Quella via è stata intitolata a Suor Eleonora, religiosa delle Agostiniane di Piazza Cavour, come riconoscimento per il suo impegno a favore della comunità sangiovannese. Carbini precisa di non voler mettere in discussione il valore dell’intitolazione, ma contesta il fatto che per ricordare una nuova figura sia stato cancellato il nome di Oberdan.

La richiesta sulla toponomastica

Oberdan, patriota e irredentista, fu condannato a morte e impiccato a Trieste il 20 dicembre 1882. La sua figura è legata alla storia del Risorgimento italiano e, per generazioni, è stata ricordata come simbolo della lotta per l’italianità di Trieste. Secondo Carbini, nella città di Masaccio il suo nome sarebbe invece scomparso dalla memoria pubblica dopo il cambio di denominazione della strada.

Il politico sostiene che una comunità non debba essere costretta a scegliere tra il ricordo di una persona che ha operato a favore del territorio e quello di un protagonista della storia nazionale. La questione, osserva, non riguarda soltanto una targa o il nome di una strada, ma il criterio con cui l’amministrazione costruisce e conserva la memoria collettiva.

Per Carbini, la toponomastica rappresenta uno degli strumenti attraverso cui una città decide quali figure e quali vicende consegnare alle generazioni future.
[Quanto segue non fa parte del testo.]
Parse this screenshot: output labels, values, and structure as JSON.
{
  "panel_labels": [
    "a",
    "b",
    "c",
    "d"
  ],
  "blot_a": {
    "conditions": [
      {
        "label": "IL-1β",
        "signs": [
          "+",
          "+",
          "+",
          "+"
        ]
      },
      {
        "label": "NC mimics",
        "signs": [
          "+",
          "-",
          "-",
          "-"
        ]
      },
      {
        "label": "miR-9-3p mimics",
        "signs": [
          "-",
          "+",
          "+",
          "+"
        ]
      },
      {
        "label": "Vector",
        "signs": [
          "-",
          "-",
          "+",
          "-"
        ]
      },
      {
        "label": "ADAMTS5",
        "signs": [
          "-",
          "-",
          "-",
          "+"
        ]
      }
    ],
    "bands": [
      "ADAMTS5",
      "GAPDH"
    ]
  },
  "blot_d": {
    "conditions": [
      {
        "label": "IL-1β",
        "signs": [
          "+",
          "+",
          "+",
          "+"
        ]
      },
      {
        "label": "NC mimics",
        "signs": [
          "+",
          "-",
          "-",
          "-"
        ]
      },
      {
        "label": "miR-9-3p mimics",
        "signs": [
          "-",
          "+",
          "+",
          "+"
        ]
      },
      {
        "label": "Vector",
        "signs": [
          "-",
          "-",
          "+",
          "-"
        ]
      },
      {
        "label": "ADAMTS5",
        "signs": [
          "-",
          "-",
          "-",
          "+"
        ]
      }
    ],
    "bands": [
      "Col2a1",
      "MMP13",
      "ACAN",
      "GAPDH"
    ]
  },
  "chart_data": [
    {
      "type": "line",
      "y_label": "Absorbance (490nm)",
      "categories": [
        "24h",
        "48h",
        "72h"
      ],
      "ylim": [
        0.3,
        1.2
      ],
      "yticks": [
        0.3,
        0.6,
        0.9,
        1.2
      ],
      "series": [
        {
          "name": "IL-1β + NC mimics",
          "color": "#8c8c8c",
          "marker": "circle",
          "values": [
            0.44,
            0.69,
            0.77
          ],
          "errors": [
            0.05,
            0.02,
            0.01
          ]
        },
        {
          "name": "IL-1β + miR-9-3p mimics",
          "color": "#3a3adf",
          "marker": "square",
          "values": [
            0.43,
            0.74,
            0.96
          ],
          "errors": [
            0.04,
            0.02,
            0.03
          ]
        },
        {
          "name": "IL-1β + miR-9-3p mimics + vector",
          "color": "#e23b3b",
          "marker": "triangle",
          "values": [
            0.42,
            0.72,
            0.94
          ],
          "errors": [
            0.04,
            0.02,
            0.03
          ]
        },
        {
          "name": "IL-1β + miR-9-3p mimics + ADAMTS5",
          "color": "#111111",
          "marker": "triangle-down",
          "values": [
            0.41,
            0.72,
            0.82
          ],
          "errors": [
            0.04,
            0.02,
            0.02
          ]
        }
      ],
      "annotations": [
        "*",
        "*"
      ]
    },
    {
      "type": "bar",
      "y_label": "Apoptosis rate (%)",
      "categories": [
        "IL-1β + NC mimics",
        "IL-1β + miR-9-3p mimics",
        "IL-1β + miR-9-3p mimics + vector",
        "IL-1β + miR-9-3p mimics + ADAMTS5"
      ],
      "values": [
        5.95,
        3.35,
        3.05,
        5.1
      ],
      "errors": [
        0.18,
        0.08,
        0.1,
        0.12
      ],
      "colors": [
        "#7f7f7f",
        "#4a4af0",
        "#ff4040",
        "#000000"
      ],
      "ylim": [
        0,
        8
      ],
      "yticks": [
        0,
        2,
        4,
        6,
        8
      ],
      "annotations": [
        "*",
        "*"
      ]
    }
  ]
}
La cancellazione di un nome, a suo giudizio, costituisce quindi una scelta culturale e politica, con effetti sul modo in cui la storia viene tramandata nello spazio urbano.

Il recupero del nome di Oberdan

Da qui l’appello rivolto al Comune: recuperare il riferimento a Oberdan attraverso una nuova intitolazione, senza modificare quella dedicata a Suor Eleonora. La proposta, nelle intenzioni del promotore, non mira a contrapporre figure o memorie diverse, ma ad aggiungere un ulteriore elemento al patrimonio storico della città.

Carbini chiede dunque all’amministrazione di assumersi la responsabilità di individuare un nuovo spazio nella toponomastica cittadina. Il suo obiettivo dichiarato è evitare che il patriota venga relegato all’oblio e mantenere visibile il legame con una figura considerata parte della storia nazionale. Oberdan non deve essere dimenticato, è la conclusione del suo appello rivolto alla comunità sangiovannese.